Sonia sintió que, a su pesar, enrojecía. ¡Con espanto, se sintió enrojecer lentamente, sin pausas! Le tendió la mano, cerrando los ojos con fuerza, deseando desaparecer, pero sabiendo no obstante que no podía hacerlo; es más, que tampoco quería en última instancia, porque le era preciso disculparse. Pero antes de poder decir nada, Sebastián, que guardaba su mano entre las suyas, dijo súbita e increíblemente:
—He venido a darte las gracias —y abriendo los ojos Sonia volvió a mirar su cara, en la que brillaba un interés tierno y una discreta pregunta por su estado de ánimo.
La señorita se incorporó, apoyándose dulcemente en su brazo.
—¡Oh, Sebastián! —dijo entonces entre lágrimas—. He pensado que debía pedirte perdón.
Sebastián permaneció en silencio un momento.
—Tal vez —aseveró lentamente— sería necesario que ambos nos pidiéramos mutuamente perdón, señorita. Pero no era eso lo que quería decirte.
Sonia bajó la cabeza. Se sentía débil, dolorida, pero casi en paz. Suspirando, comprendió que no tenía más remedio que apearse de la culpa que la enaltecía a sus ojos desde hacía más de quince minutos. No había tragedia, sólo estupor y vacío.
—¿No me amas, pues? —le preguntó tranquila.
—No —dijo Sebastián, mirándola a la cara—, pero lo lamento —agregó con una sonrisa.
Contenta, como si le hubieran hecho un regalo de enorme importancia, Sonia depositó un beso restallante y alegre en la mejilla morena.
—¿Somos, pues, amigos? —preguntó con solemnidad infantil y los ojos brillantes.
—Sí, señorita, seamos amigos —asintió el abate, ofreciéndole su mano para ir en busca del desayuno.

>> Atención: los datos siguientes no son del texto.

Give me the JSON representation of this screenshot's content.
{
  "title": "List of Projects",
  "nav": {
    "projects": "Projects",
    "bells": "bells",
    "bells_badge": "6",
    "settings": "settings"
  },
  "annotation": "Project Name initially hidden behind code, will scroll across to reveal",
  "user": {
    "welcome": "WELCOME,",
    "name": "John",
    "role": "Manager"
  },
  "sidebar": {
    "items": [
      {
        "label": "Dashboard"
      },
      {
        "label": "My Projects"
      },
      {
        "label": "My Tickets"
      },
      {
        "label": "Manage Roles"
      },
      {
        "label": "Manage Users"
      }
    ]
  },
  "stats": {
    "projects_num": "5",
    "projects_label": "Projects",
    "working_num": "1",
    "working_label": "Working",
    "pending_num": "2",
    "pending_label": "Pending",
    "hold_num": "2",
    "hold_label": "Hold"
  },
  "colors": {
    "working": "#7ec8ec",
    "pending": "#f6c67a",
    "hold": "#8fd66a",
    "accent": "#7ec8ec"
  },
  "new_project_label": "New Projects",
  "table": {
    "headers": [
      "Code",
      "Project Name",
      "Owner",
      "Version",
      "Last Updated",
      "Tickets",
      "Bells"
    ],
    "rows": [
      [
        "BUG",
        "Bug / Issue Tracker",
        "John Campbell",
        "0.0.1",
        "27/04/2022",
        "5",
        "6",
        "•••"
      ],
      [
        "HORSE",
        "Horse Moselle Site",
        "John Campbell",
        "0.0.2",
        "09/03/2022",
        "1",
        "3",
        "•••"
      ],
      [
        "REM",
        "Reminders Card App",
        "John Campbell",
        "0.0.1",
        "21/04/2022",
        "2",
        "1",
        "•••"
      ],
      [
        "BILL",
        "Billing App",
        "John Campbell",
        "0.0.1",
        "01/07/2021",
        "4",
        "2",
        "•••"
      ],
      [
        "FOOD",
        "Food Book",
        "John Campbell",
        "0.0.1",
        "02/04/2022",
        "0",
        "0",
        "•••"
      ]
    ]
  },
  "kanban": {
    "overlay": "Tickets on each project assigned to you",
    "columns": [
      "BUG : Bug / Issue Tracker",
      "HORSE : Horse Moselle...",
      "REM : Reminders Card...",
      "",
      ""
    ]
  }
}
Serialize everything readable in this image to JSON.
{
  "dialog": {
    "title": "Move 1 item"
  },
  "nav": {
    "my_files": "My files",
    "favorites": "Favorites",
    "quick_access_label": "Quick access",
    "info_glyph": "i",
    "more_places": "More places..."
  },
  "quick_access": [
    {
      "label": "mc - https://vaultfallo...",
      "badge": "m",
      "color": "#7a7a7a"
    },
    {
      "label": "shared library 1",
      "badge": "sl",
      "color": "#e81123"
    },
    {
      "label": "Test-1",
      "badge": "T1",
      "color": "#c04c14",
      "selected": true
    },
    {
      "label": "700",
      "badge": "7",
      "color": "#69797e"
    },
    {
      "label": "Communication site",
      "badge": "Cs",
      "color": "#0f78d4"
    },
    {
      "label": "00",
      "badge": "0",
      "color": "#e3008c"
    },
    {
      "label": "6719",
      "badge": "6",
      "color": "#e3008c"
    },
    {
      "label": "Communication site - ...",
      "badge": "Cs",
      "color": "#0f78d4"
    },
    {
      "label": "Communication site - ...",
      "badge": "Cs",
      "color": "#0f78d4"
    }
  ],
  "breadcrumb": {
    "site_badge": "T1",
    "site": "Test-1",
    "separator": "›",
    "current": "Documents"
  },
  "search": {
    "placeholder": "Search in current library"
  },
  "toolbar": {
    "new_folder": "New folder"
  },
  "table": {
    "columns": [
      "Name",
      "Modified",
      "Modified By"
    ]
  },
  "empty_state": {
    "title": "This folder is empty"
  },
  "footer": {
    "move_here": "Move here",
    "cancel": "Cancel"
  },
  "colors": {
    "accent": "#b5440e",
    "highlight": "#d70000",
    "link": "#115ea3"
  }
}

Cruzando el prado tomados de la mano, es como los vio la condesa, que había pasado la noche reclinada en un sillón junto a la ventana. Durante todas aquellas horas, su cabeza inteligente había argumentado con su corazón, y el resultado de aquella muda lucha en las tinieblas era una sonrisita amarga que no alcanzaba a los ojos y un sentimiento de infinito cansancio. Su mirada vivaz y directa estaba como empañada, perdida en una deliberación interna, fijada en el centelleo del anillo que tenía en el dedo mayor de la mano derecha. La profundidad amarilla de la piedra abría su temblorosa boca de ciénaga y se tragaba el sol. La resignación era amarga como el barro, fría y desolada. Un purgante, pensó con una mueca. Luisa tragó con esfuerzo los restos de su juventud y decidió que había llegado el momento de encargar aquellas semillas de las que le había hablado el jardinero. Pediría precisiones a Mateo esa misma mañana. Luego tendió la mano y dio un tirón al llamador para pedir el chocolate.